Two hundred and thirty nine years ago tomorrow, representatives of 13 American colonies signed a Declaration of Independence, drawn up by Thomas Jefferson, which declared independence from the Kingdom of Great Britain, and set the United States on the road to becoming the country it is today.
Now celebrated in the States as a public holiday, and better known as Independence Day, the 4th July is arguably one of the most important dates in the American calendar, with American citizens far and wide coming together to celebrate the day. Fireworks, parades, barbecues, carnivals, fairs, picnics, concerts, baseball games and family reunions, are all commonly associated with Independence Day.
The Day also sees thousands of people from all around the world take the Oath of Allegiance to officially become new US citizens themselves.
We at Emigrate2.would like to wish Americans all around the world a fantastic 4th July!
Five facts about Independence Day
– The 13 States to sign the original Declaration of Independence were: Delaware, Pennsylvania, New Jersey, Georgia, Connecticut, Massachusetts Bay, Maryland, South Carolina, New Hampshire, Virginia, New York, North Carolina and Rhode Island an Providence.
– Two of the men who signed the document would go on to serve as President of the United States: John Adams – the country’s second president serving between 1797 and 1801 – and Thomas Jefferson; the country’s third President, serving between 1801 and 1809.
– It wasn’t until 1938, that US Congress declared Independence Day a paid federal holiday.

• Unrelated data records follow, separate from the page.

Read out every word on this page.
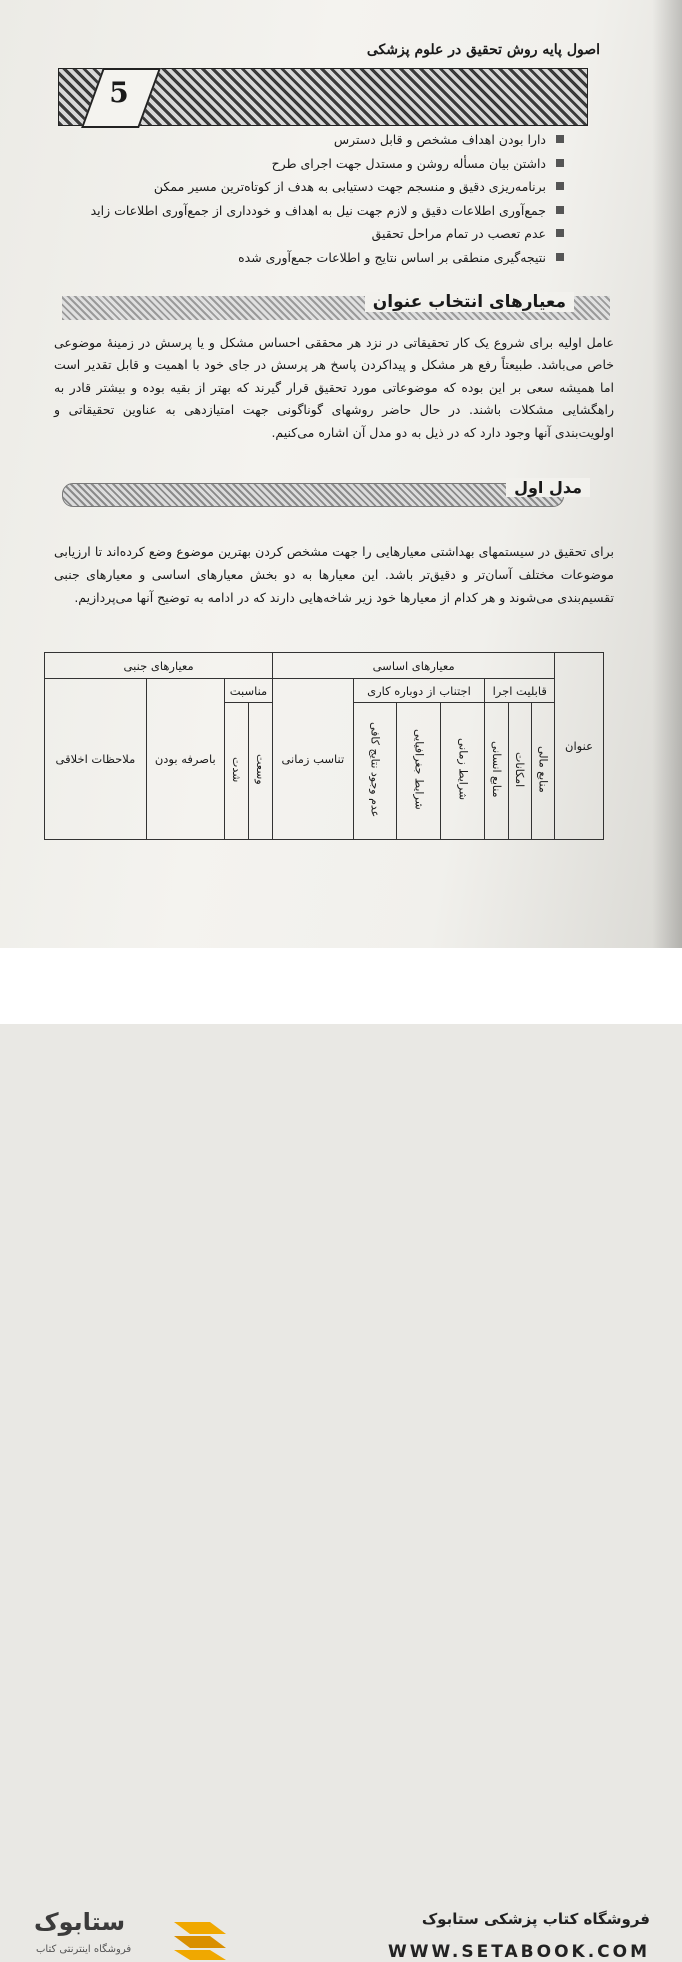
اصول پایه روش تحقیق در علوم پزشکی
5
دارا بودن اهداف مشخص و قابل دسترس
داشتن بیان مسأله روشن و مستدل جهت اجرای طرح
برنامه‌ریزی دقیق و منسجم جهت دستیابی به هدف از کوتاه‌ترین مسیر ممکن
جمع‌آوری اطلاعات دقیق و لازم جهت نیل به اهداف و خودداری از جمع‌آوری اطلاعات زاید
عدم تعصب در تمام مراحل تحقیق
نتیجه‌گیری منطقی بر اساس نتایج و اطلاعات جمع‌آوری شده
معیارهای انتخاب عنوان
عامل اولیه برای شروع یک کار تحقیقاتی در نزد هر محققی احساس مشکل و یا پرسش در زمینهٔ موضوعی خاص می‌باشد. طبیعتاً رفع هر مشکل و پیداکردن پاسخ هر پرسش در جای خود با اهمیت و قابل تقدیر است اما همیشه سعی بر این بوده که موضوعاتی مورد تحقیق قرار گیرند که بهتر از بقیه بوده و بیشتر قادر به راهگشایی مشکلات باشند. در حال حاضر روشهای گوناگونی جهت امتیازدهی به عناوین تحقیقاتی و اولویت‌بندی آنها وجود دارد که در ذیل به دو مدل آن اشاره می‌کنیم.
مدل اول
برای تحقیق در سیستمهای بهداشتی معیارهایی را جهت مشخص کردن بهترین موضوع وضع کرده‌اند تا ارزیابی موضوعات مختلف آسان‌تر و دقیق‌تر باشد. این معیارها به دو بخش معیارهای اساسی و معیارهای جنبی تقسیم‌بندی می‌شوند و هر کدام از معیارها خود زیر شاخه‌هایی دارند که در ادامه به توضیح آنها می‌پردازیم.
عنوان	معیارهای اساسی							معیارهای جنبی			
	قابلیت اجرا			اجتناب از دوباره کاری			تناسب زمانی	مناسبت		باصرفه بودن	ملاحظات اخلاقی
	منابع مالی	امکانات	منابع انسانی	شرایط زمانی	شرایط جغرافیایی	عدم وجود نتایج کافی		وسعت	شدت		

فروشگاه کتاب پزشکی ستابوک
WWW.SETABOOK.COM
ستابوک
فروشگاه اینترنتی کتاب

– The oldest continuous Independence Day celebration is held in Bristol, Rhode Island. The Bristol Fourth of July Parade has been held since 1785 and draws around 200,000 people each year.
– The biggest Independence Day event is held on Capitol Lawn in the nation’s capital, Washington DC. A Capitol Fourth is a free annual concert which culminates in a huge firework diplay. More than half a million visitors attend the celebration each year.